UVa12219 Common Subexpression Elimination
链接:Link 状态:Runtime Error
前言
这题做的可真够久的,整整三个小时。但即便如此,还是只过了一部分的点,另一部分报运行时错误——估计是哈希表设计的不太好。但这确实是一道好题,因此,在睡觉前决定记录一下。
分析
很容易便想到:用一个三元组 $(x,y,z)$ 表示节点,表示内容为 x 的节点下跟着标号为 y 和 z 的左右子树。这样一来,一类相同的子树便可以唯一确定了,而不必每构造一棵子树就把整棵树遍历一遍。 对于三元组的储存,刚开始图方便,用了数组。查找也是用了 $O(n)$ 的线性查找。磕磕碰碰写了两个多小时然后兴冲冲地提交,结果 TLE 了…………没办法,只好又花了半个小时写了一个哈希表,然后就是上文说过的情况了:Runtime Error204。可能是哈希数组过大的原因,日后再微调一下,今天实在是没有脑子了。
Code
const
maxn = 20000;
type
NodeRec = record
Value: string;
l, r, index: longint;
end;
Node = record
left, right: longint; //Index of left and right child in the `tree` array, -1 for none.
Rec: NodeRec;
index: longint;
end;
//以下为哈希表的定义
_PNode = ^_Node;
_Node = record
n: Node;
next: _PNode;
end;
HashTable = object
arr: array [0..maxn] of _PNode;
function hash(n: NodeRec): longint;
procedure add(n: Node);
procedure clear;
function find(n: NodeRec): longint;
end;
procedure HashTable.clear;
var
i: longint;
p, q: _PNode;
begin
for i := 0 to maxn do
begin
p := arr[i];
while p<>nil do
begin
q := p^.next;
dispose(p);
p := q;
end;
end;
fillchar(arr, sizeof(arr),0);
end;
function cmp(r1, r2: NodeRec): Boolean;
begin
cmp := (r1.l = r2.l) and (r1.r = r2.r) and (r1.Value = r2.Value);
end;
function HashTable.hash(n: NodeRec): longint;
var
i: longint;
begin
hash := 0;
for i := 1 to length(n.Value) do
hash := (hash*5 + ord(n.Value[i]) - ord('a')) mod maxn;
hash := (hash + n.l * 10 + n.r * 5) mod maxn;
end;
procedure HashTable.add(n: Node);
var
h: longint;
p, q: _PNode;
begin
h := hash(n.rec);
new(q);
fillchar(q^, sizeof(_Node), 0);
q^.next := arr[h];
q^.n := n;
arr[h] := q;
end;
function HashTable.find(n: NodeRec): longint;
var
p: _PNode;
begin
find := -1;
p := arr[hash(n)];
while (p<>nil) and not cmp(n, p^.n.rec) do p := p^.next;
if p <> nil then
find := p^.n.index;
end;
//哈系表定义结束
var
inputs: Ansistring;
_: longint;
tree: array [1..50001] of Node;
cur: longint; //The current pointer of the input string.

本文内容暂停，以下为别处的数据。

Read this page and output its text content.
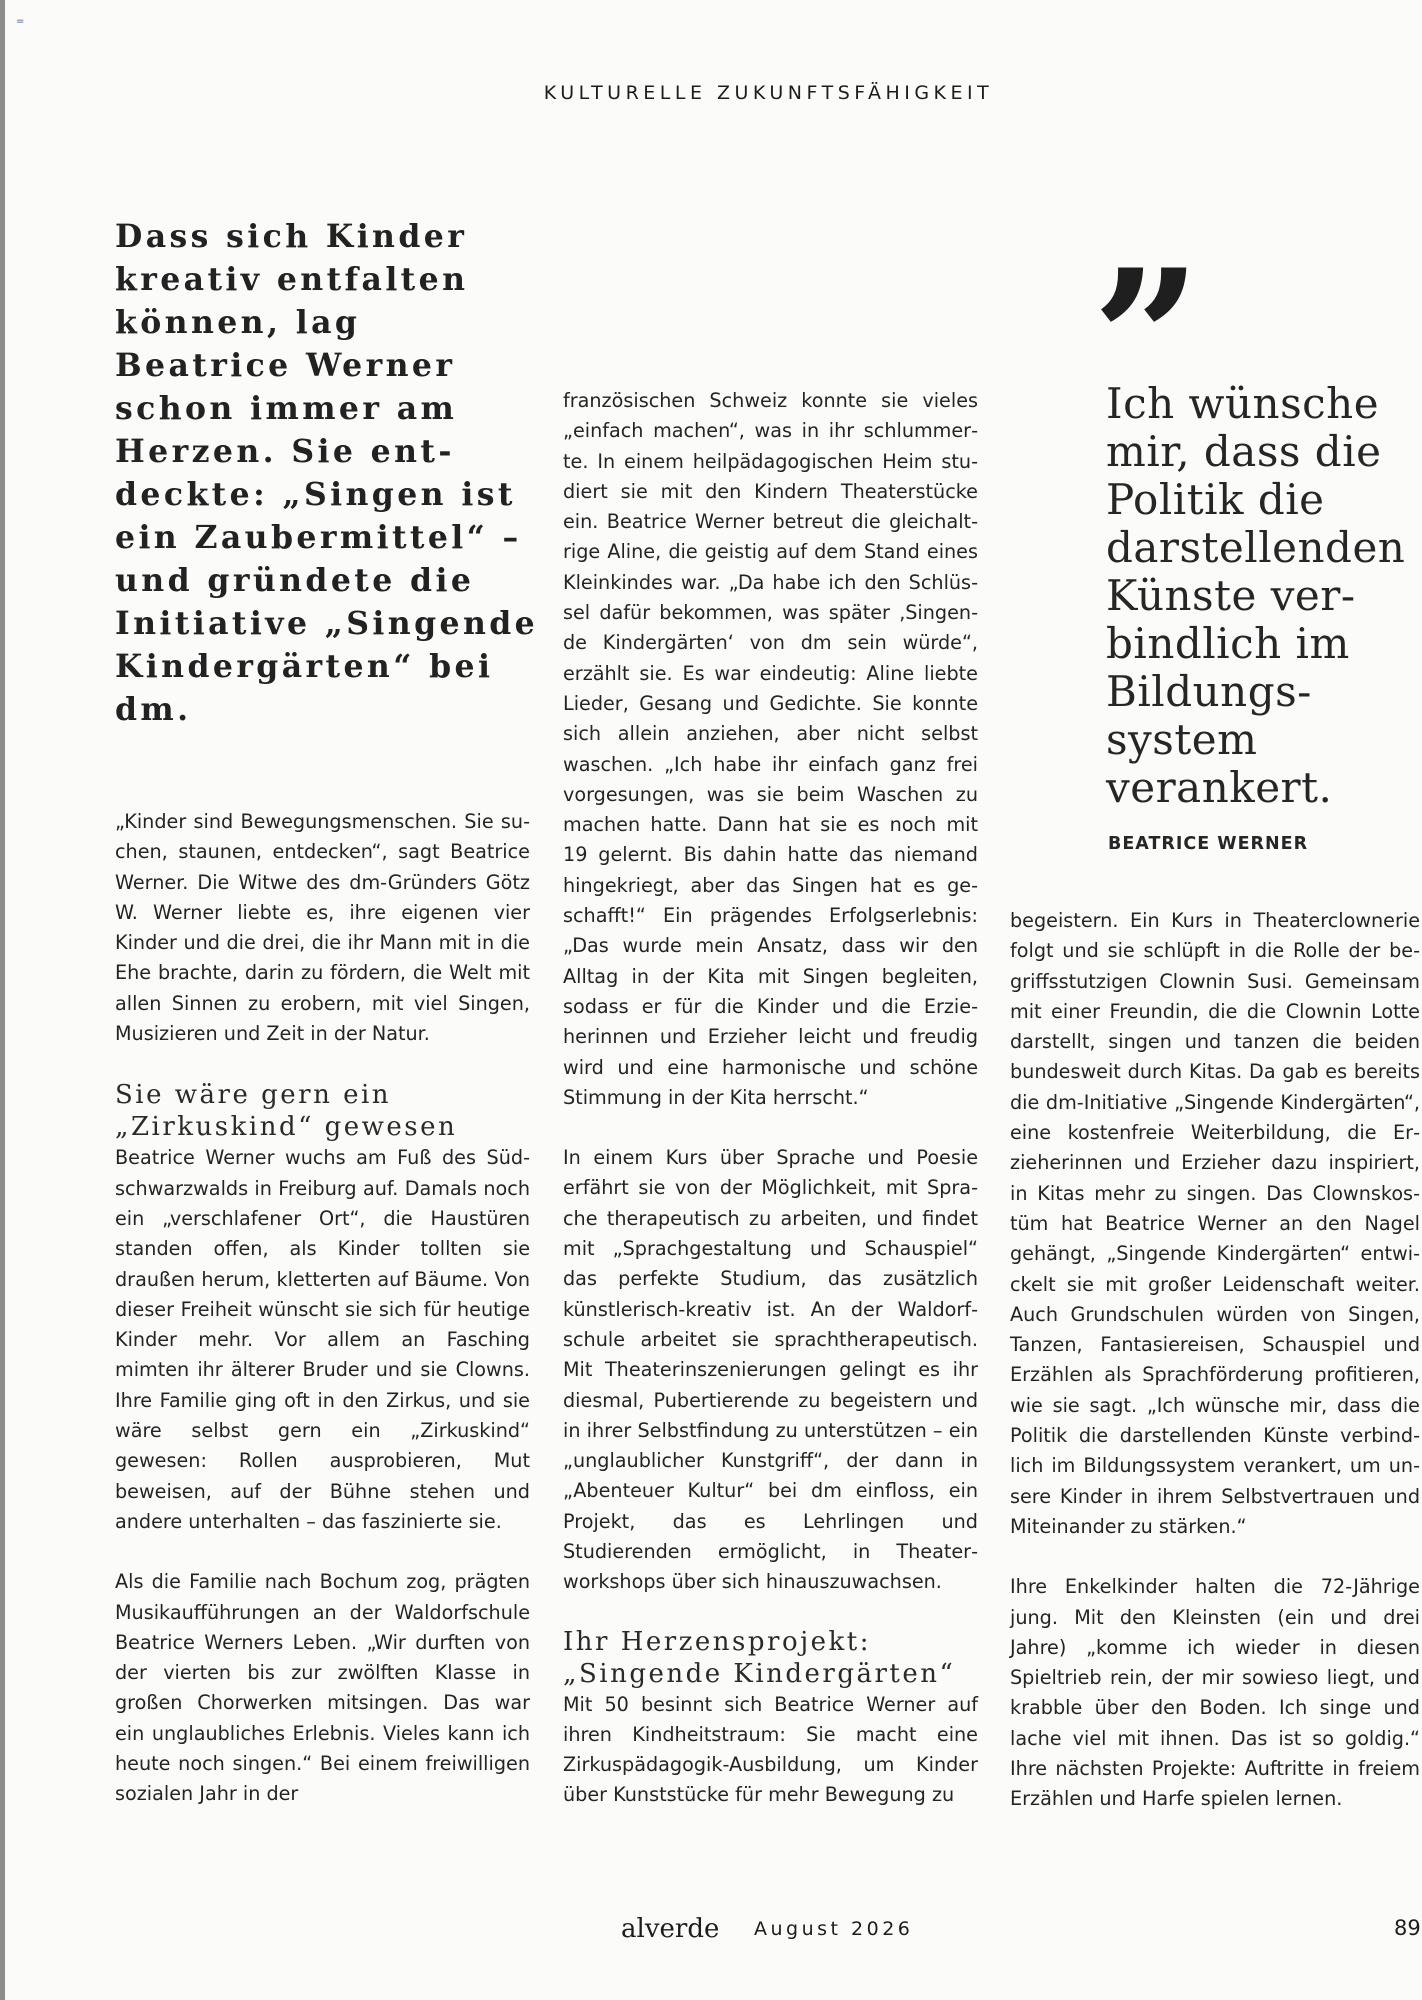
=
KULTURELLE ZUKUNFTSFÄHIGKEIT
Dass sich Kinder kreativ entfalten können, lag Beatrice Werner schon immer am Herzen. Sie entdeckte: „Singen ist ein Zaubermittel“ – und gründete die Initiative „Singende Kindergärten“ bei dm.

„Kinder sind Bewegungsmenschen. Sie suchen, staunen, entdecken“, sagt Beatrice Werner. Die Witwe des dm-Gründers Götz W. Werner liebte es, ihre eigenen vier Kinder und die drei, die ihr Mann mit in die Ehe brachte, darin zu fördern, die Welt mit allen Sinnen zu erobern, mit viel Singen, Musizieren und Zeit in der Natur.

Sie wäre gern ein „Zirkuskind“ gewesen

Beatrice Werner wuchs am Fuß des Südschwarzwalds in Freiburg auf. Damals noch ein „verschlafener Ort“, die Haustüren standen offen, als Kinder tollten sie draußen herum, kletterten auf Bäume. Von dieser Freiheit wünscht sie sich für heutige Kinder mehr. Vor allem an Fasching mimten ihr älterer Bruder und sie Clowns. Ihre Familie ging oft in den Zirkus, und sie wäre selbst gern ein „Zirkuskind“ gewesen: Rollen ausprobieren, Mut beweisen, auf der Bühne stehen und andere unterhalten – das faszinierte sie.

Als die Familie nach Bochum zog, prägten Musikaufführungen an der Waldorfschule Beatrice Werners Leben. „Wir durften von der vierten bis zur zwölften Klasse in großen Chorwerken mitsingen. Das war ein unglaubliches Erlebnis. Vieles kann ich heute noch singen.“ Bei einem freiwilligen sozialen Jahr in der

französischen Schweiz konnte sie vieles „einfach machen“, was in ihr schlummerte. In einem heilpädagogischen Heim studiert sie mit den Kindern Theaterstücke ein. Beatrice Werner betreut die gleichaltrige Aline, die geistig auf dem Stand eines Kleinkindes war. „Da habe ich den Schlüssel dafür bekommen, was später ‚Singende Kindergärten‘ von dm sein würde“, erzählt sie. Es war eindeutig: Aline liebte Lieder, Gesang und Gedichte. Sie konnte sich allein anziehen, aber nicht selbst waschen. „Ich habe ihr einfach ganz frei vorgesungen, was sie beim Waschen zu machen hatte. Dann hat sie es noch mit 19 gelernt. Bis dahin hatte das niemand hingekriegt, aber das Singen hat es geschafft!“ Ein prägendes Erfolgserlebnis: „Das wurde mein Ansatz, dass wir den Alltag in der Kita mit Singen begleiten, sodass er für die Kinder und die Erzieherinnen und Erzieher leicht und freudig wird und eine harmonische und schöne Stimmung in der Kita herrscht.“

In einem Kurs über Sprache und Poesie erfährt sie von der Möglichkeit, mit Sprache therapeutisch zu arbeiten, und findet mit „Sprachgestaltung und Schauspiel“ das perfekte Studium, das zusätzlich künstlerisch-kreativ ist. An der Waldorfschule arbeitet sie sprachtherapeutisch. Mit Theaterinszenierungen gelingt es ihr diesmal, Pubertierende zu begeistern und in ihrer Selbstfindung zu unterstützen – ein „unglaublicher Kunstgriff“, der dann in „Abenteuer Kultur“ bei dm einfloss, ein Projekt, das es Lehrlingen und Studierenden ermöglicht, in Theaterworkshops über sich hinauszuwachsen.

Ihr Herzensprojekt: „Singende Kindergärten“

Mit 50 besinnt sich Beatrice Werner auf ihren Kindheitstraum: Sie macht eine Zirkuspädagogik-Ausbildung, um Kinder über Kunststücke für mehr Bewegung zu

”

Ich wünsche mir, dass die Politik die darstellenden Künste verbindlich im Bildungssystem verankert.

BEATRICE WERNER

begeistern. Ein Kurs in Theaterclownerie folgt und sie schlüpft in die Rolle der begriffsstutzigen Clownin Susi. Gemeinsam mit einer Freundin, die die Clownin Lotte darstellt, singen und tanzen die beiden bundesweit durch Kitas. Da gab es bereits die dm-Initiative „Singende Kindergärten“, eine kostenfreie Weiterbildung, die Erzieherinnen und Erzieher dazu inspiriert, in Kitas mehr zu singen. Das Clownskostüm hat Beatrice Werner an den Nagel gehängt, „Singende Kindergärten“ entwickelt sie mit großer Leidenschaft weiter. Auch Grundschulen würden von Singen, Tanzen, Fantasiereisen, Schauspiel und Erzählen als Sprachförderung profitieren, wie sie sagt. „Ich wünsche mir, dass die Politik die darstellenden Künste verbindlich im Bildungssystem verankert, um unsere Kinder in ihrem Selbstvertrauen und Miteinander zu stärken.“

Ihre Enkelkinder halten die 72-Jährige jung. Mit den Kleinsten (ein und drei Jahre) „komme ich wieder in diesen Spieltrieb rein, der mir sowieso liegt, und krabble über den Boden. Ich singe und lache viel mit ihnen. Das ist so goldig.“ Ihre nächsten Projekte: Auftritte in freiem Erzählen und Harfe spielen lernen.

alverde August 2026	89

num: longint; //The current number of the `tree` array.
ls: longint;
t: longint;
tot: longint;
ht: HashTable;
function build: longint; //建树
label lb;
var
rec: NodeRec;
i,j,l,r: longint;
begin
l := 0;
r := 0;
fillchar(rec, sizeof(rec), 0);
inc(tot);
rec.index := tot;
while (cur<=ls) and (inputs[cur] in ['a'..'z']) do
begin
rec.Value := rec.Value+inputs[cur];
inc(cur);
end;
if cur>ls then goto lb; //。。。这里被迫跳转控制流,由于实在不想多谢,就用了臭名昭著的label
if inputs[cur] = '(' then
begin
inc(cur);
l := build();
rec.l := tree[l].rec.index;
inc(cur);
r := build();
rec.r := tree[r].rec.index;
inc(cur);
end;
j := ht.find(rec);
if j>0 then
begin
dec(tot);
exit(j);
end
else
begin
lb:
inc(num);
tree[num].left := l;
tree[num].right := r;
tree[num].rec := rec;
tree[num].index := num;
ht.add(tree[num]);
exit(num);
end;
end;
procedure print(n: longint);
begin
if tree[n].rec.index > t then
begin
write(tree[n].rec.Value);
t := tree[n].rec.index;
end
else
begin
write(tree[n].rec.index);
exit;
end;
if tree[n].right = 0 then
exit;
write('(');
print(tree[n].left);
write(',');
print(tree[n].right);
write(')');
end;
begin
assign(input, 'main.in'); reset(input);
assign(output, 'main.out'); rewrite(output);
readln(_);
fillchar(ht.arr, sizeof(ht.arr),0);
while _>0 do
begin
dec(_);
readln(inputs);
fillchar(tree, sizeof(tree), 0);
ht.clear;
ls := length(inputs);
cur := 1; num := 0; tot := 0;
build;
t := 0;
print(num);
writeln;
end;
close(input); close(output);
end.